3 Ways To Determine The Value Of Your Business

Congratulations, when you started your company, it may have been a far off dream to one day be successful enough to create something of value that you can live on and allow you to sell the business. If you are ready to sell, the first step to selling is to determine the value of your business, however the process of determining the value can be rather complex. There are three primary processes that can help determine the value of your business.

  1. Asset Based Approach

One of the most common ways to value a business is by starting with the asset-based approach. An asset-based approach is a type of business valuation that focuses on a company's net asset value which is identified by subtracting total liabilities from total assets. There is some room for interpretation in terms of deciding which of the company's assets and liabilities to include in the valuation and how to measure the worth of each. This is often considered one of the more simple ways to value a company because it assesses the value of each underlying asset and then combines all assets to determine the true company value.

This process will require the appraisal of the more significant assets, which could include heavy machinery and equipment, inventory, accounts receivables, and even real estate. Another asset that can be harder to quantify is the value of the relationships and future income streams that are attached to a growing list of clients.

2. Market Approach

The market approach can be used in some situations to come up with the value of your business. With this form of an assessment, a business appraiser or consultant will assess how much other businesses in the area have sold for in recent years. This assessment can be very helpful when there are a lot of direct competitions, such as if you are valuing a restaurant franchise that has a lot of active sales. However, if your business is unique, the approach may be a good starting place but will not get you all of the information that you need.

3. Income Approach

Finally, the income approach is a common way to value your business. This assesses your financial statements to determine your true adjusted revenue and after-tax income. It is common to apply a multiple to both of these figures to come up with the final business value. The multiple that is used is often based on multiples that were applied to the sale of companies in the same industry.

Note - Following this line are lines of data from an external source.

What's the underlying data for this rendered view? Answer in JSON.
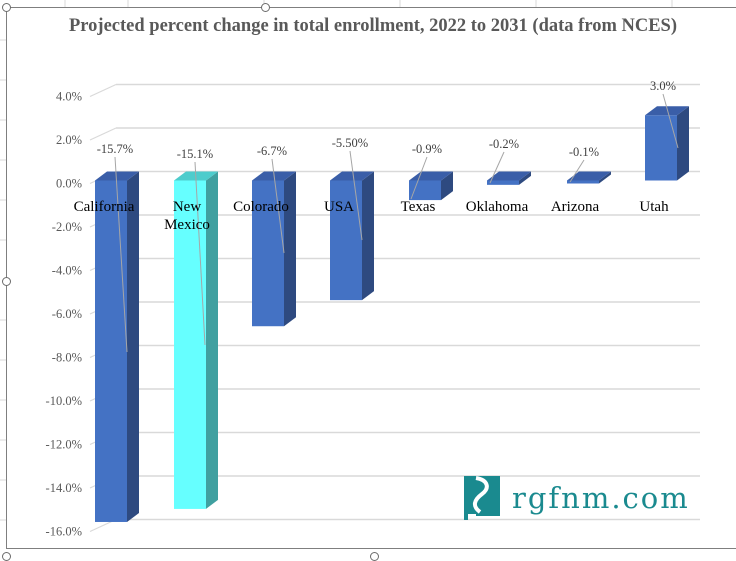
{
  "chart_data": {
    "type": "bar",
    "title": "Projected percent change in total enrollment, 2022 to 2031 (data from NCES)",
    "xlabel": "",
    "ylabel": "",
    "ylim": [
      -16.0,
      4.0
    ],
    "grid": true,
    "three_d": true,
    "legend": "none",
    "y_ticks": [
      "4.0%",
      "2.0%",
      "0.0%",
      "-2.0%",
      "-4.0%",
      "-6.0%",
      "-8.0%",
      "-10.0%",
      "-12.0%",
      "-14.0%",
      "-16.0%"
    ],
    "y_tick_values": [
      4,
      2,
      0,
      -2,
      -4,
      -6,
      -8,
      -10,
      -12,
      -14,
      -16
    ],
    "categories": [
      "California",
      "New Mexico",
      "Colorado",
      "USA",
      "Texas",
      "Oklahoma",
      "Arizona",
      "Utah"
    ],
    "category_lines": [
      [
        "California"
      ],
      [
        "New",
        "Mexico"
      ],
      [
        "Colorado"
      ],
      [
        "USA"
      ],
      [
        "Texas"
      ],
      [
        "Oklahoma"
      ],
      [
        "Arizona"
      ],
      [
        "Utah"
      ]
    ],
    "values": [
      -15.7,
      -15.1,
      -6.7,
      -5.5,
      -0.9,
      -0.2,
      -0.1,
      3.0
    ],
    "data_labels": [
      "-15.7%",
      "-15.1%",
      "-6.7%",
      "-5.50%",
      "-0.9%",
      "-0.2%",
      "-0.1%",
      "3.0%"
    ],
    "colors": {
      "default_front": "#4472c4",
      "default_side": "#2e4a80",
      "default_top": "#3a5ea8",
      "highlight_front": "#66ffff",
      "highlight_side": "#40a0a0",
      "highlight_top": "#4dcccc"
    },
    "highlight_index": 1
  },
  "logo": {
    "text": "rgfnm.com",
    "color": "#1a8a8f"
  }
}
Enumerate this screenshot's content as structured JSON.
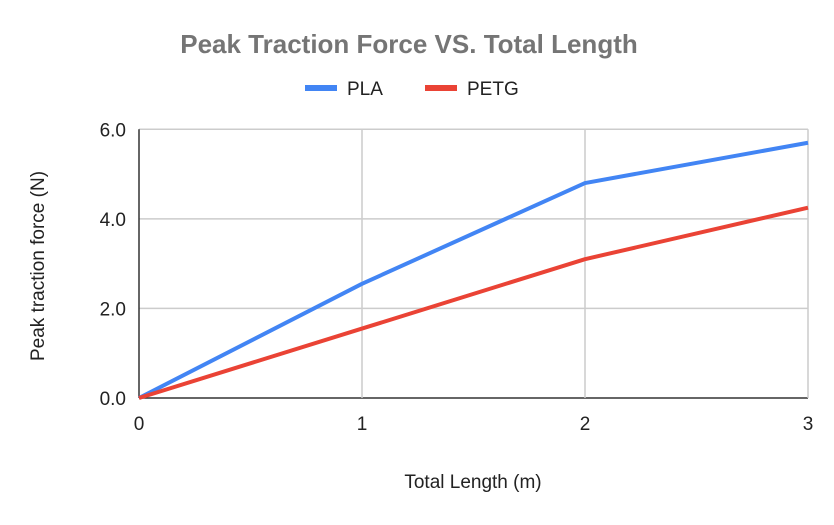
{
  "chart_data": {
    "type": "line",
    "title": "Peak Traction Force VS. Total Length",
    "xlabel": "Total Length (m)",
    "ylabel": "Peak traction force (N)",
    "x": [
      0,
      1,
      2,
      3
    ],
    "xticks": [
      "0",
      "1",
      "2",
      "3"
    ],
    "yticks": [
      "0.0",
      "2.0",
      "4.0",
      "6.0"
    ],
    "xlim": [
      0,
      3
    ],
    "ylim": [
      0,
      6
    ],
    "grid": true,
    "legend_position": "top",
    "series": [
      {
        "name": "PLA",
        "color": "#4285f4",
        "values": [
          0,
          2.55,
          4.8,
          5.7
        ]
      },
      {
        "name": "PETG",
        "color": "#ea4335",
        "values": [
          0,
          1.55,
          3.1,
          4.25
        ]
      }
    ]
  }
}
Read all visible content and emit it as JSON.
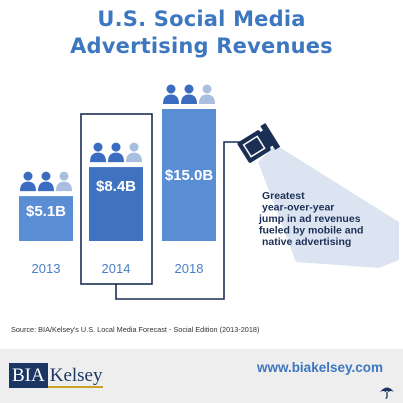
{
  "title_line1": "U.S. Social Media",
  "title_line2": "Advertising Revenues",
  "chart_data": {
    "type": "bar",
    "categories": [
      "2013",
      "2014",
      "2018"
    ],
    "values": [
      5.1,
      8.4,
      15.0
    ],
    "value_labels": [
      "$5.1B",
      "$8.4B",
      "$15.0B"
    ],
    "highlighted_category": "2014",
    "annotation": "Greatest year-over-year jump in ad revenues fueled by mobile and native advertising"
  },
  "colors": {
    "bar": "#5a8ed4",
    "bar_highlight": "#3f73c2",
    "title": "#3d77c0",
    "people_dark": "#3a6dc0",
    "people_light": "#a9bfdf",
    "spotlight": "#dce4f2"
  },
  "source": "Source: BIA/Kelsey's U.S. Local Media Forecast - Social Edition (2013-2018)",
  "footer": {
    "logo_left": "BIA",
    "logo_right": "Kelsey",
    "url": "www.biakelsey.com"
  }
}
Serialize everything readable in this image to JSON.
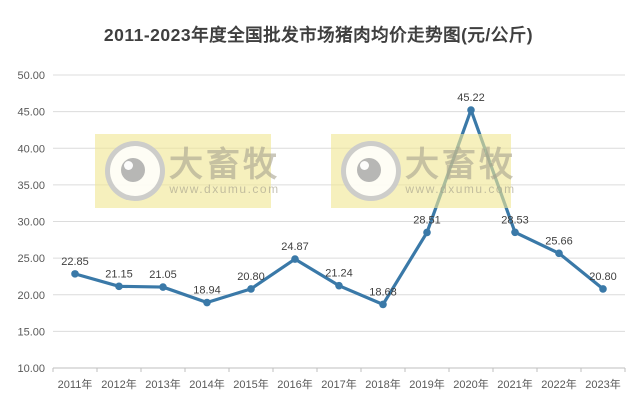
{
  "chart": {
    "title": "2011-2023年度全国批发市场猪肉均价走势图(元/公斤)"
  },
  "chart_data": {
    "type": "line",
    "title": "2011-2023年度全国批发市场猪肉均价走势图(元/公斤)",
    "categories": [
      "2011年",
      "2012年",
      "2013年",
      "2014年",
      "2015年",
      "2016年",
      "2017年",
      "2018年",
      "2019年",
      "2020年",
      "2021年",
      "2022年",
      "2023年"
    ],
    "values": [
      22.85,
      21.15,
      21.05,
      18.94,
      20.8,
      24.87,
      21.24,
      18.68,
      28.51,
      45.22,
      28.53,
      25.66,
      20.8
    ],
    "xlabel": "",
    "ylabel": "",
    "ylim": [
      10,
      50
    ],
    "yticks": [
      {
        "value": 10,
        "label": "10.00"
      },
      {
        "value": 15,
        "label": "15.00"
      },
      {
        "value": 20,
        "label": "20.00"
      },
      {
        "value": 25,
        "label": "25.00"
      },
      {
        "value": 30,
        "label": "30.00"
      },
      {
        "value": 35,
        "label": "35.00"
      },
      {
        "value": 40,
        "label": "40.00"
      },
      {
        "value": 45,
        "label": "45.00"
      },
      {
        "value": 50,
        "label": "50.00"
      }
    ],
    "grid": true,
    "legend_position": "none",
    "line_color": "#3a79a8",
    "data_labels": true
  },
  "watermark": {
    "brand": "大畜牧",
    "url": "www.dxumu.com",
    "background": "#f0e794"
  }
}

Stabilized companies with a long history of operations can be valued using historical income statements and tax returns, but it can be harder to value a company using this method if they are in the growth stage. Companies that are continuing to grow and have spent a lot on marketing and customer acquisition costs may not have a very positive bottom line. However, the potential that they provide can give a lot of optimism to someone that is looking to invest in a company. Due to this, it is also common to apply some form of multiple on reasonable projections for the company moving forward.

While these approaches can seem rather complicated, all can be achieved but you may need to use multiple different forms of analysis and business valuation assessments to come up with the fair value.